Time series forecasting has become an increasingly popular research area due to its critical applications in various real-world domains such as traffic management, weather prediction, and financial analysis. Despite significant advancements, existing models face notable challenges, including the necessity of manual hyperparameter tuning for different datasets, and difficulty in effectively distinguishing signal from redundant features in data characterized by strong seasonality. These issues hinder the generalization and practical application of time series forecasting models. To solve this issues, we propose an innovative time series forecasting model - TimeSieve designed to address these challenges. Our approach employs wavelet transforms to preprocess time series data, effectively capturing multi-scale features without the need for additional parameters or manual hyperparameter tuning. Additionally, we introduce the information bottleneck theory that filters out redundant features from both detail and approximation coefficients, retaining only the most predictive information. This combination reduces significantly improves the model's accuracy. Extensive experiments demonstrate that our model outperforms existing state-of-the-art methods on 70% of the datasets, achieving higher predictive accuracy and better generalization across diverse datasets. Our results validate the effectiveness of our approach in addressing the key challenges in time series forecasting, paving the way for more reliable and efficient predictive models in practical applications.

Motivation

Existing models often require the introduction of additional parameters to capture multi-scale features, which increases computational complexity. Moreover, these models necessitate manual tuning of hyperparameters for different datasets, further complicating their application and limiting their generalization across diverse scenarios. More importantly, many models, including Autoformer, struggle to effectively distinguish between signal and redundant features when dealing with data characterized by strong seasonality. Redundant features not only interferes with the learning process, leading to increased errors, but also obscures the true patterns within the data, making the predictions unreliable. This issue is particularly pronounced when traditional autocorrelation mechanisms break down due to redundant features interference, significantly diminishing the practical value of these models.

Contributions

  • We introduce WDB and WRB that efficiently capture multi-scale features in time series data without requiring manual hyperparameter tuning or the introduction of additional parameters.
  • We utilize an information-theoretic approach by incorporating an IFCB to filter out redundant features from the data. This ensures that only the most predictive features are retained, enhancing the model's accuracy.
  • By integrating wavelet transforms for comprehensive feature extraction and the information bottleneck block for redundant features, our model achieves state-of-the-art performance on 70% of the datasets tested, demonstrating superior predictive accuracy and generalization across diverse scenarios.

Our Approach TimeSieve

Overview of the TimeSieve Framework. The upper part illustrates the overall architecture of TimeSieve, which consists of the Wavelet Decomposition Block (WDB), Wavelet Reconstruction Block (WRB), Information Fusion and Compression Block (IFCB), and the prediction. The input time series data, $T \times C$, is decomposed by WDB into coefficients $cA$ and $cD$, which are processed by IFCB. The WRB then reconstructs the data, followed by the predictor generating the corresponding forecast steps.

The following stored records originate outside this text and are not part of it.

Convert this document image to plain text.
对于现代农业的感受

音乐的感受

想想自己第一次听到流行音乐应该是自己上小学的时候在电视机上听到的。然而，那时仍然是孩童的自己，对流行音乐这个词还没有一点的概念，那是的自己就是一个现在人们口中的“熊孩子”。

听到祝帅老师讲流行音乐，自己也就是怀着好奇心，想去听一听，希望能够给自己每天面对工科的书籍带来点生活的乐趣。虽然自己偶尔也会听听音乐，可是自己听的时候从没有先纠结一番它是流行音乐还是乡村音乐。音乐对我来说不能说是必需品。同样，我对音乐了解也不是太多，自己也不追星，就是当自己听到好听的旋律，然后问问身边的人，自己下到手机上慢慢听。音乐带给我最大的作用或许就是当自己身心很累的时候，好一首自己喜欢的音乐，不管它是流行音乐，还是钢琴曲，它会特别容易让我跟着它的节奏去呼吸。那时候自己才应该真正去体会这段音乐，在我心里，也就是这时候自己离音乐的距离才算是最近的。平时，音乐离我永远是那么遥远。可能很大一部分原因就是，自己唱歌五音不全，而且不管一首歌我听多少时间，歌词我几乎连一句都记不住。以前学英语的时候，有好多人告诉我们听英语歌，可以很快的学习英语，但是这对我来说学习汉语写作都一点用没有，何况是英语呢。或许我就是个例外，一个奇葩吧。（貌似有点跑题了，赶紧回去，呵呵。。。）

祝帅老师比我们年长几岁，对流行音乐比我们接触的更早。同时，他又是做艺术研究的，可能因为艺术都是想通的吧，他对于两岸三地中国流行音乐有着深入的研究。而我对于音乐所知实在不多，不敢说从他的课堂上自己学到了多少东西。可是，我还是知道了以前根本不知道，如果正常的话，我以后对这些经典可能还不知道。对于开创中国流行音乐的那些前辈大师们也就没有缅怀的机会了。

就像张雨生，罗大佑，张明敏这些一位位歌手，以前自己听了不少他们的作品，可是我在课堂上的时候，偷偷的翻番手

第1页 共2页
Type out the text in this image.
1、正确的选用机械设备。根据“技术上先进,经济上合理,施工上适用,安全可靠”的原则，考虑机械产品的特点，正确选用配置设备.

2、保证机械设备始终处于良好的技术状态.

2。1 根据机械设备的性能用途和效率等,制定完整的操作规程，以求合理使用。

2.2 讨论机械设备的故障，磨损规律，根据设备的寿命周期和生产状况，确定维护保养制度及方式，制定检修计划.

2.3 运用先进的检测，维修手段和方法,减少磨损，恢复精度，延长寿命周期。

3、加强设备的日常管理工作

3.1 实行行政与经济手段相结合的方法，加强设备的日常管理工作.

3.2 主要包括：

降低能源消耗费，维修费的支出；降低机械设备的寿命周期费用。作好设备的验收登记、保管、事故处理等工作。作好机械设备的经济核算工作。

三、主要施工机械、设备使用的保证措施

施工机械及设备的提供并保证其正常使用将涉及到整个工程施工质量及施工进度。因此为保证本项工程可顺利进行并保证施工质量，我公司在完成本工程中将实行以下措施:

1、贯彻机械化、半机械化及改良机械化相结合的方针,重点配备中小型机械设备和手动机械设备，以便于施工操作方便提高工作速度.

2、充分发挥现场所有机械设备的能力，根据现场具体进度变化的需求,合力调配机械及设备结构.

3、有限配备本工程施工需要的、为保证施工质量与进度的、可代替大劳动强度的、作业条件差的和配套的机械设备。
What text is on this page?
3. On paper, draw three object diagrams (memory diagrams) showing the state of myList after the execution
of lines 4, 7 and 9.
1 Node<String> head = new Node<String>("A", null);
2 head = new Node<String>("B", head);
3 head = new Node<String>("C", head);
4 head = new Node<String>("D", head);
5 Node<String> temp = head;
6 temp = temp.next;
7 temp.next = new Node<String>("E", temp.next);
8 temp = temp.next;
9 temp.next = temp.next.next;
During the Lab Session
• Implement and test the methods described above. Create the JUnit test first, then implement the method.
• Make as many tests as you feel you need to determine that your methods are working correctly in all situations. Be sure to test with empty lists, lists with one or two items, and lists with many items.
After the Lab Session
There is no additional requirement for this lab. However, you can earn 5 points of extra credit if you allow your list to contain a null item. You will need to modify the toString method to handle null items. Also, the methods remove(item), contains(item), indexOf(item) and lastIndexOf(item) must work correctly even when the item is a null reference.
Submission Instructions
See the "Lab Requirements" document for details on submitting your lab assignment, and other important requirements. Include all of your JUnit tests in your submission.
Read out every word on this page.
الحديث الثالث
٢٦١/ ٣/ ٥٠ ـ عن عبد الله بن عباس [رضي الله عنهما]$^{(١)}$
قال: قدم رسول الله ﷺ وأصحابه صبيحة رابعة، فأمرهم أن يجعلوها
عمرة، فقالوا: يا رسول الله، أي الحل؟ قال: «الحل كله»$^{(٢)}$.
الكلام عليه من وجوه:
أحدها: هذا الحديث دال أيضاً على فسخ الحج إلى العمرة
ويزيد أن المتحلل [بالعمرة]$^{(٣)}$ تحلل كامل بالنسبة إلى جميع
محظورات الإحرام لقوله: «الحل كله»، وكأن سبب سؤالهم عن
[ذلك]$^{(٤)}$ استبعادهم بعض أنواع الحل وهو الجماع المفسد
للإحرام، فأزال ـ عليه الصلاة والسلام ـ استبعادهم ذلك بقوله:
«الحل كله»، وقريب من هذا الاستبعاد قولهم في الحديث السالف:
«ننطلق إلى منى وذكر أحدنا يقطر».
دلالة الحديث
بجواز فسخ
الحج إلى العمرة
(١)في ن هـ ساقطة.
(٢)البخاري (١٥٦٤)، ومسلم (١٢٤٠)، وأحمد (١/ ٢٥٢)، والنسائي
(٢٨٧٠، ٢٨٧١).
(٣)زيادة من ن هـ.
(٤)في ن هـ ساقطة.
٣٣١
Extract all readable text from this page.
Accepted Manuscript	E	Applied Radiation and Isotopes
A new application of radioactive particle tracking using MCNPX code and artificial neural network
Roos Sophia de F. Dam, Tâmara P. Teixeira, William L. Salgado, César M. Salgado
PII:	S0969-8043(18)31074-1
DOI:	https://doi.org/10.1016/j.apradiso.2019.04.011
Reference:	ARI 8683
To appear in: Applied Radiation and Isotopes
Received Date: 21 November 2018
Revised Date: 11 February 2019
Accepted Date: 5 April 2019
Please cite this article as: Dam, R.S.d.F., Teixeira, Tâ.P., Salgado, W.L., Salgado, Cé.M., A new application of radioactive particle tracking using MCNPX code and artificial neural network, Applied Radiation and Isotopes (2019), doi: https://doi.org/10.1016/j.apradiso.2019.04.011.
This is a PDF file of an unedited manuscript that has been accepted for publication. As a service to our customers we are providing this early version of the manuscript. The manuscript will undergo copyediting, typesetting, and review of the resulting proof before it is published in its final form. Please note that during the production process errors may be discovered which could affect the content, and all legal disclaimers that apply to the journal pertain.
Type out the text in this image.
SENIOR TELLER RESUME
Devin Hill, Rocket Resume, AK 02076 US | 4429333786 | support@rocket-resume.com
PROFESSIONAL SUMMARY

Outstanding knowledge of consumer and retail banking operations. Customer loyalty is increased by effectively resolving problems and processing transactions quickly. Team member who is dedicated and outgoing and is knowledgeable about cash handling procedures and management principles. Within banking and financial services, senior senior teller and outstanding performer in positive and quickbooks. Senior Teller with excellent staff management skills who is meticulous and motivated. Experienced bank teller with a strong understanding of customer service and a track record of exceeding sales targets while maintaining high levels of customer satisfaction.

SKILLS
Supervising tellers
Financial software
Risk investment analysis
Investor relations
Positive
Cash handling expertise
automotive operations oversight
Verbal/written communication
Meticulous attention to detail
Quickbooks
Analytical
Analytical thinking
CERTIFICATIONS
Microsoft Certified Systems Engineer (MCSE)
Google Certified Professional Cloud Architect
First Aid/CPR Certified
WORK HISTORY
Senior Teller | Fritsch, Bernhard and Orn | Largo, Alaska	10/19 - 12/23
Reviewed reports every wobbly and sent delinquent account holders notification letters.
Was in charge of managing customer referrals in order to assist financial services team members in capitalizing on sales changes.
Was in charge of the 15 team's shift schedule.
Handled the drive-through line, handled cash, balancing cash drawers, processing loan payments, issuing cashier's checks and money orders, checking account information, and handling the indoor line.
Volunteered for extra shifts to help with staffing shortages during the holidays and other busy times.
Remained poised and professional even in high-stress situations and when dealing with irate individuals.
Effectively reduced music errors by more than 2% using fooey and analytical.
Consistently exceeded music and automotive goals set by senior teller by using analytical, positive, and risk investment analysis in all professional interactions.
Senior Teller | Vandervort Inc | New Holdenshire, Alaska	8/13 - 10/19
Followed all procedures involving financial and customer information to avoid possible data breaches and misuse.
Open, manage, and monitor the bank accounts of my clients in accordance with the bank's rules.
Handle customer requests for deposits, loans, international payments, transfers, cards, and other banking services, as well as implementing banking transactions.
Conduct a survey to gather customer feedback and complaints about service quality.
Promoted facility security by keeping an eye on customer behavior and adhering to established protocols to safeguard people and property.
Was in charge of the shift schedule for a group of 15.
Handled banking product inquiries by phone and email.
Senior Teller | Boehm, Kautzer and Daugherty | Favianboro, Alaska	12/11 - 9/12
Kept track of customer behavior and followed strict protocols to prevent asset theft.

In our study, we propose a novel time series forecasting model named TimeSieve. This model integrates the Information Filtering and Compression Block (IFCB) with wavelet transform technology to enhance the accuracy of time series predictions.

To effectively capture comprehensive feature information, we employ the Wavelet Decomposition Block (WDB). The WDB decomposes time series data into different frequency components, effectively extracting multi-scale information. Specifically, the wavelet transform can be represented by the following equations:

$[cA,cD] = WDB(X)$

where the approximation coefficients $cA$ representing the low-frequency trends, and the detail coefficients $cD$ representing the high-frequency details.

However, the extracted multi-scale information may contain redundant features, which can adversely affect the model's learning performance and predictive accuracy. To address this issue, we introduce the Information Filtering and Compression Block (IFCB) to filter the information. Additionally, we employ residual connections to ensure that valuable information is not lost during the filtering process. The IFCB optimizes the information flow, retaining critical information while filtering out irrelevant or redundant information. The equations for the Information Bottleneck module are as follows:

$c\hat A = IFCB(cA)+cA$

$c\hat D = IFCB(cD)+cD$

where $c\hat A$ and $c\hat D$ represents the filtered coefficients $cA$ and $cD$.

After filtering with the IFCB, we apply the Wavelet Reconstruction Block (WRB) to reconstruct the processed data back into the time domain. This step ensures that the features at different scales are fully utilized. Finally, we use a Multi-Layer Perceptron (MLP) as the prediction to make the final forecast on the processed time series data. The equation for the prediction step is as follows:

$Y = MLP(WRB([c\hat A, c\hat D]))$

The TimeSieve model leverages the combination of wavelet transform and Information Bottleneck methods to effectively handle the multi-scale characteristics and noise present in time series data, thereby improving the model's predictive performance and robustness. This approach is motivated by the need to optimize information flow and enhance feature extraction, ensuring that our model can make accurate and reliable predictions across various applications.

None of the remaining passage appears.